Bir de Mayerling Faciası diye bilinen bir olay var ama bu romantik bir vuslat öyküsünün döneminin kahramanlarının etrafında dönen ve kafalara sıkılan birer kurşunla noktalanan acı anlatımı…

Ve şimdi de Zonguldak’ta bir facia yaşanacak,

Yayla faciası!..

Padişah fermanıyla kurulan ve bir Rus ya da Rum kömür ocağı sahibine ait olduğu söylenen iki katlı bir yapının içinde yer alan Mithatpaşa okulunu yıktık biliyorsunuz… Okulun Osmanlıca arşivleri de koruma altındaymış güya.

İnşallah öyledir…

Fransızlardan kalan kuyruklu Steinsbeckpiyanoyu korumuşlardır her halde?

Her neyse;

Bizim dönemimizde ilk okul olarak hizmet veren Yayla okulu 1952 yılında tek katlı bir binada hizmete girdi. Daha düne kadar da hizmet verdi, kimler geldi kimler geçti bu okuldan… Güzel seçilmiş yeri, tek katlı oluşuyla deprem gibi tehlikelerden korunmalı olması, çocukların emniyet altında bulunması, anılarımızda da özel bir yeri olması…

Zonguldak’ın bir değeri yani bu okul ve bu okulun yaşatılması gerekir, korunması gerekir.
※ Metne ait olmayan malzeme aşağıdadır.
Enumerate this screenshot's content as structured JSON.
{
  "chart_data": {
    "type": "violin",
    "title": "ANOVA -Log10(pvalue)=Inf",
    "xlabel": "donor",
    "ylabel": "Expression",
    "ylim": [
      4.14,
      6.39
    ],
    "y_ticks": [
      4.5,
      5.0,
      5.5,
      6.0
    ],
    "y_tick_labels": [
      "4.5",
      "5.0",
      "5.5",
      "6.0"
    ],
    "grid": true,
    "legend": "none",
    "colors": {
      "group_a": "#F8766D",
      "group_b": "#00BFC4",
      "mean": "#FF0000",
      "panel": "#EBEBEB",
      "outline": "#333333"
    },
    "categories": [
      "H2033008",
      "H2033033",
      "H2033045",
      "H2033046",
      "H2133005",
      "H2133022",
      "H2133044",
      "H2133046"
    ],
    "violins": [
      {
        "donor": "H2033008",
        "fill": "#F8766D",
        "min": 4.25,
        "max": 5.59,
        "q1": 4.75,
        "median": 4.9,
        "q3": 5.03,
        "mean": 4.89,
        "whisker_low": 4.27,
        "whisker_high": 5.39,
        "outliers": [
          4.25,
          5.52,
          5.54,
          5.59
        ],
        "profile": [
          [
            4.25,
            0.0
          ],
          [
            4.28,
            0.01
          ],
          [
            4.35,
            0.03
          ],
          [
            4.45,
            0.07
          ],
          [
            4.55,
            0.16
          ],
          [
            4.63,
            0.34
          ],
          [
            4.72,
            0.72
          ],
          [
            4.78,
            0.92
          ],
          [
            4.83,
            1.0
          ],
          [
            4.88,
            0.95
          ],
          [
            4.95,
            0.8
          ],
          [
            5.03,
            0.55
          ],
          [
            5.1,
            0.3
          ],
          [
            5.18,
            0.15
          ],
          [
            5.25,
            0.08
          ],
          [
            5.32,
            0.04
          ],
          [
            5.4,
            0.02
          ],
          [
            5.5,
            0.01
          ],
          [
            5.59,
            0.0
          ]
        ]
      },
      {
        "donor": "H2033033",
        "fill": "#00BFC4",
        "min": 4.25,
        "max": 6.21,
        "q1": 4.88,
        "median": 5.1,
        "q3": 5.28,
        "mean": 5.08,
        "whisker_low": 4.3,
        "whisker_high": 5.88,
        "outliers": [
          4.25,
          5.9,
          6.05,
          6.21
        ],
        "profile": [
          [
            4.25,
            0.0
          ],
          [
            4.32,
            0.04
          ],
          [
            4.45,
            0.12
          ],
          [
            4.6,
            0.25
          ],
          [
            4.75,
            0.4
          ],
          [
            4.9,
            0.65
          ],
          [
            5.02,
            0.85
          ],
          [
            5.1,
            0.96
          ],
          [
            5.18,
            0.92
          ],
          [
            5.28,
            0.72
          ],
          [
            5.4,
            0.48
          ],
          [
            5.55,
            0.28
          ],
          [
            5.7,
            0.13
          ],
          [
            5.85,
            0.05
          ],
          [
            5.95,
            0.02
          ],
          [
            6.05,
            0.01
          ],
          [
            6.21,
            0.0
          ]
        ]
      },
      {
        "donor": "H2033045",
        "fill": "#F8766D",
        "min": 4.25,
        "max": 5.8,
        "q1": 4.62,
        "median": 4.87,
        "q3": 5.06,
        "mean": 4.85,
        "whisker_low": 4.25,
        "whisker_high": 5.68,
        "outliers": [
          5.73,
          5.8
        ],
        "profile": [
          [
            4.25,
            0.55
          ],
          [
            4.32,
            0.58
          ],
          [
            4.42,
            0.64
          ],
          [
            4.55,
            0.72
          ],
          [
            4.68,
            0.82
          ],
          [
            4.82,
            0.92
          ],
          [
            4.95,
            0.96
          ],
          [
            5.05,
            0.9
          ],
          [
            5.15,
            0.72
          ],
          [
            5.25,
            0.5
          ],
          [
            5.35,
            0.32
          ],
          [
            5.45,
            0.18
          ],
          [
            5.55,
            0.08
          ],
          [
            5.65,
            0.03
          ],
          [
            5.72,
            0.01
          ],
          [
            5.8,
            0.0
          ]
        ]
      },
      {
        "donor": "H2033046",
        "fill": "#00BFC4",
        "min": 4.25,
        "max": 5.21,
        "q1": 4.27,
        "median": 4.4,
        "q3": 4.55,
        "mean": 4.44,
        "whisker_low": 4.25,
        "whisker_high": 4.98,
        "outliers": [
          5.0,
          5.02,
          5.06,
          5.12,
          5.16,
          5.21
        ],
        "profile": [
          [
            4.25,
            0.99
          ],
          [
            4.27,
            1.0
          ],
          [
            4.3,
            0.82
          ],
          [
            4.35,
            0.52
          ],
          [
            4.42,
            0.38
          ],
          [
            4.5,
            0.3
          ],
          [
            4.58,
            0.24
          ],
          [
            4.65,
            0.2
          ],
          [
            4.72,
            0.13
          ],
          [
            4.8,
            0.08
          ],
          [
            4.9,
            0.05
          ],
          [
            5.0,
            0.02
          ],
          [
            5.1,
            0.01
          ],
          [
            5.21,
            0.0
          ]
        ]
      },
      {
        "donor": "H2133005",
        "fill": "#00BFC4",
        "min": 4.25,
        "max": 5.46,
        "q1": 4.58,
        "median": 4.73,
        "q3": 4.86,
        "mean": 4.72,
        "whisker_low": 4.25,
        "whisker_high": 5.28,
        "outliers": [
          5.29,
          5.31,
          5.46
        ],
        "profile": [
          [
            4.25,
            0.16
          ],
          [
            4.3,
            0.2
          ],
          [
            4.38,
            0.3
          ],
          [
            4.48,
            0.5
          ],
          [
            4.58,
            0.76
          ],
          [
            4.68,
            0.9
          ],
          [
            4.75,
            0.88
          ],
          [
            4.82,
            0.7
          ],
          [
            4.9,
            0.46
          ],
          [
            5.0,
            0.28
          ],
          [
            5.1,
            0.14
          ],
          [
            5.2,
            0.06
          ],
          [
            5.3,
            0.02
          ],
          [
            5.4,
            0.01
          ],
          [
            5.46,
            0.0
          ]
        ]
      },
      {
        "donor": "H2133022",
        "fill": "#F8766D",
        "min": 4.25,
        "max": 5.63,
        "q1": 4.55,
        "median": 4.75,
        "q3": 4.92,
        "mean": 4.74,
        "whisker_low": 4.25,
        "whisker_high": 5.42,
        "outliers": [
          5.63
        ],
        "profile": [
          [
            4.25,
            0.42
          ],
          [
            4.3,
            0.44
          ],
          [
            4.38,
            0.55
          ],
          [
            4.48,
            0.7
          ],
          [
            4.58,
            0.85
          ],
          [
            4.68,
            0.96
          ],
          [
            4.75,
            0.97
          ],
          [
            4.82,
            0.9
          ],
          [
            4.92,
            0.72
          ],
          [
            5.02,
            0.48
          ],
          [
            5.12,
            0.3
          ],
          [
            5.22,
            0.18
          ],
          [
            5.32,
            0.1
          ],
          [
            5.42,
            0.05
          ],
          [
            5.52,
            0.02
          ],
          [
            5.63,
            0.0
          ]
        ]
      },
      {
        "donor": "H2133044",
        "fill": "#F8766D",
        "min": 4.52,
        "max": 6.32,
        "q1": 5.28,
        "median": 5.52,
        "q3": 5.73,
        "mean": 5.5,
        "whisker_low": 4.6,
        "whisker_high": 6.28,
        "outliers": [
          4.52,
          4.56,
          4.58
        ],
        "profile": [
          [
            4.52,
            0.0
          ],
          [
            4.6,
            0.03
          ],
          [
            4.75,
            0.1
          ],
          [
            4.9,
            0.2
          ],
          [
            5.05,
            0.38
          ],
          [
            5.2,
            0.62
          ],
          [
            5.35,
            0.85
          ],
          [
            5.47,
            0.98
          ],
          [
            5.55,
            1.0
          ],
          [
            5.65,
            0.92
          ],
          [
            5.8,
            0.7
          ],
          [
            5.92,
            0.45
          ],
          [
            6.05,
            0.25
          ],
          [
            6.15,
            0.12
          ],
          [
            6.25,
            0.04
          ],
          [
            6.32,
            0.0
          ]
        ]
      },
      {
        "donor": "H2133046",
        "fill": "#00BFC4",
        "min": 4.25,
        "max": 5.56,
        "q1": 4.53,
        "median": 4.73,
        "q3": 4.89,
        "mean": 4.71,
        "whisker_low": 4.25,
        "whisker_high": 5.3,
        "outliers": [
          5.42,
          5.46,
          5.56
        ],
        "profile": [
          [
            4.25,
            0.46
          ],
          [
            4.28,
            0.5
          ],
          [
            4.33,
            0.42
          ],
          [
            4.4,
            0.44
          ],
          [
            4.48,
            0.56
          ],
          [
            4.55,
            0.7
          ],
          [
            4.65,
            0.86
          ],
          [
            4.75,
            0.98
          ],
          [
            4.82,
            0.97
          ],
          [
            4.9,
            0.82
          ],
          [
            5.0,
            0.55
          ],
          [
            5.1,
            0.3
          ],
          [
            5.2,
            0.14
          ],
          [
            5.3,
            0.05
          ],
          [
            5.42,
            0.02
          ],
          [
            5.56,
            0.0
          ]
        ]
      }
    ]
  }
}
Ancak ne var ki okulun depreme dayanıksız olduğu bahanesiyle yıkılıp başka bir yerde hizmet vermesi, bulunduğu çok çok kıymetli arsanın da ne olacağını belli olmaması, talan ve gayrimenkule çökme korkusuyla yaşayan vatandaşları tedirgin etti, okulun yeniden yapılı izcin seçilen yerin açıklanması da insanları çıldırttı.
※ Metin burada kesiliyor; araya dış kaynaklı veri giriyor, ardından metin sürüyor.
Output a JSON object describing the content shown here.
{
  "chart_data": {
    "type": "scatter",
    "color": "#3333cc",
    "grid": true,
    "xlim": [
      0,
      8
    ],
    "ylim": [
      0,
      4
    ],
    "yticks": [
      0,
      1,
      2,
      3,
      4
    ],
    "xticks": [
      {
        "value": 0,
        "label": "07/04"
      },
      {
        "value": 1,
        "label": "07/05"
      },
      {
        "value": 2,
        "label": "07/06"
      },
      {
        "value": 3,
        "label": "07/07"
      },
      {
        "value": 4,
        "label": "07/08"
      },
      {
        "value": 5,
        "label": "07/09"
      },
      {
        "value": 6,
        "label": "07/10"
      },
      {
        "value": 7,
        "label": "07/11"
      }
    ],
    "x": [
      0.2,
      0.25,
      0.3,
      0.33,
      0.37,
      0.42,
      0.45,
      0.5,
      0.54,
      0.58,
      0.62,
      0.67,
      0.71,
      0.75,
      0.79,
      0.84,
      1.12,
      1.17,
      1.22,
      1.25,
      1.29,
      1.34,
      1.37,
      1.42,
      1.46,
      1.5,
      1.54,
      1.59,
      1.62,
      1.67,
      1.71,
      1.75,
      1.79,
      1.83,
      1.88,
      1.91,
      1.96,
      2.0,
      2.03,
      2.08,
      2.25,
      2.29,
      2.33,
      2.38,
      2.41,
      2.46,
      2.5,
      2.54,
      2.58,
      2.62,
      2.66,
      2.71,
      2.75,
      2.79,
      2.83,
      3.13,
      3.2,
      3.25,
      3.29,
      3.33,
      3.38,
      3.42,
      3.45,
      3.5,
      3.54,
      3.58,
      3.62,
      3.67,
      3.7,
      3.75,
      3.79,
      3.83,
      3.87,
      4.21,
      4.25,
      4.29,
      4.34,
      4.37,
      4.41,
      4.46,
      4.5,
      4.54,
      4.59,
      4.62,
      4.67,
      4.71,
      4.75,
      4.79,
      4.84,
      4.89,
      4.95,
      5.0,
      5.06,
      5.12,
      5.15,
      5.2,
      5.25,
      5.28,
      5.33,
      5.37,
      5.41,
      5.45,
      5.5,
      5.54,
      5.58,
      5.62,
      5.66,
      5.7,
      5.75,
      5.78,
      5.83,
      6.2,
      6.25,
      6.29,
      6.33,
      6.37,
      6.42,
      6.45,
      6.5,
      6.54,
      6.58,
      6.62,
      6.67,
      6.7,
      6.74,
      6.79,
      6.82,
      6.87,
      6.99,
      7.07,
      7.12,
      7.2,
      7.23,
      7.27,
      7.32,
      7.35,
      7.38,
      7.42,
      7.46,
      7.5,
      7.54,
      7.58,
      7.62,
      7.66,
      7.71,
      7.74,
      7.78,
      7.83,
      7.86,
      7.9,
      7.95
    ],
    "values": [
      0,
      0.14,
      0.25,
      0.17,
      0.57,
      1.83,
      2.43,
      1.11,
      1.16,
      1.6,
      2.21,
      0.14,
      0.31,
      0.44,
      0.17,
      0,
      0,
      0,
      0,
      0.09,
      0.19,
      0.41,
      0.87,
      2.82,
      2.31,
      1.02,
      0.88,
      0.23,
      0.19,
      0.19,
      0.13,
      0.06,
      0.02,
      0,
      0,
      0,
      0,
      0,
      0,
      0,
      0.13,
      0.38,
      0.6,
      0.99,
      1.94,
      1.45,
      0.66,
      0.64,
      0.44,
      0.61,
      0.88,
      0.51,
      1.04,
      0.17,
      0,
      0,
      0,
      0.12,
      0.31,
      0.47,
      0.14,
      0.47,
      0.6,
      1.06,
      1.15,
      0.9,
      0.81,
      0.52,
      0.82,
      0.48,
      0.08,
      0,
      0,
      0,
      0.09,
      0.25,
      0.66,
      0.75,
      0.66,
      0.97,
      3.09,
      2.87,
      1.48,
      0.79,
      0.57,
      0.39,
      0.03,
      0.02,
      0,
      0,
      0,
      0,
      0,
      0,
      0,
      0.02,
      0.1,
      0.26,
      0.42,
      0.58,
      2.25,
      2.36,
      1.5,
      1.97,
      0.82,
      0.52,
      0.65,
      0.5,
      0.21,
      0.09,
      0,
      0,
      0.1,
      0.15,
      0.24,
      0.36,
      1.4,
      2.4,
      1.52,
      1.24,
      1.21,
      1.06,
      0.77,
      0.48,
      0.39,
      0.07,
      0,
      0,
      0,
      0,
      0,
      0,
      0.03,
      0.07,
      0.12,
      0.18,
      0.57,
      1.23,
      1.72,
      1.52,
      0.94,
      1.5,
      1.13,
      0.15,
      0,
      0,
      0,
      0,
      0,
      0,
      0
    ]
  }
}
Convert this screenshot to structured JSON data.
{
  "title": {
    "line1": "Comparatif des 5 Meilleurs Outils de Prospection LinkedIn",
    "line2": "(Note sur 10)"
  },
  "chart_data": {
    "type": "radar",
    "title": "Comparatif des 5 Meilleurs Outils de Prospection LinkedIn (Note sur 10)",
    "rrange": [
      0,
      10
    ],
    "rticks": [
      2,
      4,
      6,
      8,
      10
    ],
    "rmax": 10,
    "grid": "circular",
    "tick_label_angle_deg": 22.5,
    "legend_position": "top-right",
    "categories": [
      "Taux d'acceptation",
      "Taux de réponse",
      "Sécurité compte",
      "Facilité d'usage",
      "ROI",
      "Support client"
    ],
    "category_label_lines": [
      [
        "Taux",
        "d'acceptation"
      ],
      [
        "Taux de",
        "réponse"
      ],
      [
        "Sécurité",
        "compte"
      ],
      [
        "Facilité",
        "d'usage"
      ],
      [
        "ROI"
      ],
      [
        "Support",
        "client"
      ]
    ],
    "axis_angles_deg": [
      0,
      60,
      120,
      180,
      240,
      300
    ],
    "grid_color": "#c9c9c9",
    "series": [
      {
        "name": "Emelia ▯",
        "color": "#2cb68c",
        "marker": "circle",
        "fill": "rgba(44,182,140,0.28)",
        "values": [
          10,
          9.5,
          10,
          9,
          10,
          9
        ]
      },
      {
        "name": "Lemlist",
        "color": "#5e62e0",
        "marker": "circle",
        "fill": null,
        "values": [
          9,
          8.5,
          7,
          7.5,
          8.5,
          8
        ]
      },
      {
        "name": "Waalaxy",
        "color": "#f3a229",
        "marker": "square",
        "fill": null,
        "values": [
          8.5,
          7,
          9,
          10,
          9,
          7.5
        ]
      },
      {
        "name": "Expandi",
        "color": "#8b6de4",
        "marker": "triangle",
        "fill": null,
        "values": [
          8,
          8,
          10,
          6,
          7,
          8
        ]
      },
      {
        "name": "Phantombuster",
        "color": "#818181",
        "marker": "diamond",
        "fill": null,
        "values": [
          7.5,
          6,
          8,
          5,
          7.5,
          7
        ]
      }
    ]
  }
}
Neresiymiş efendim bu yer?

Yayla Konağının bahçesinde bir yermiş, 12 buçuk dönümlük yer için kararlar çıkartılmış, 4 buçuk dönümüne bina yapılacakmış, yüzlerce ağaç da kesilecekmiiiiiş…

Vay anasını sayın seyirciler beeeee, vay anasını!

Başka yer bulamamışlar…

Bırakın okul bulunduğu yerde öyle kalsın, çıkıp da birileri “yıkılır mıkılır, deprem olur dayanmaz” gibilerden göbeğinden konuşmasın…

Adama gerisiyle güler bu millet!

Amaç başka, her kes biliyor…

Talana ve peşkeşe çanak tutan Akepe zihniyetinin göz göre göre gelen bu türden bir uygulamasına da bu nedenle halk geçit vermek istemiyor…

İşte yazımıza konu ettiğimiz Yayla Okulu da gelecekte bu kentin tarihinde “Yayla Faciası” olarak anılmaya bu nedenle aday görünüyor.

Mithatpaşa faciası,

Fevkani faciası,

Şimdi de Yayla Faciası…

Yalan mı?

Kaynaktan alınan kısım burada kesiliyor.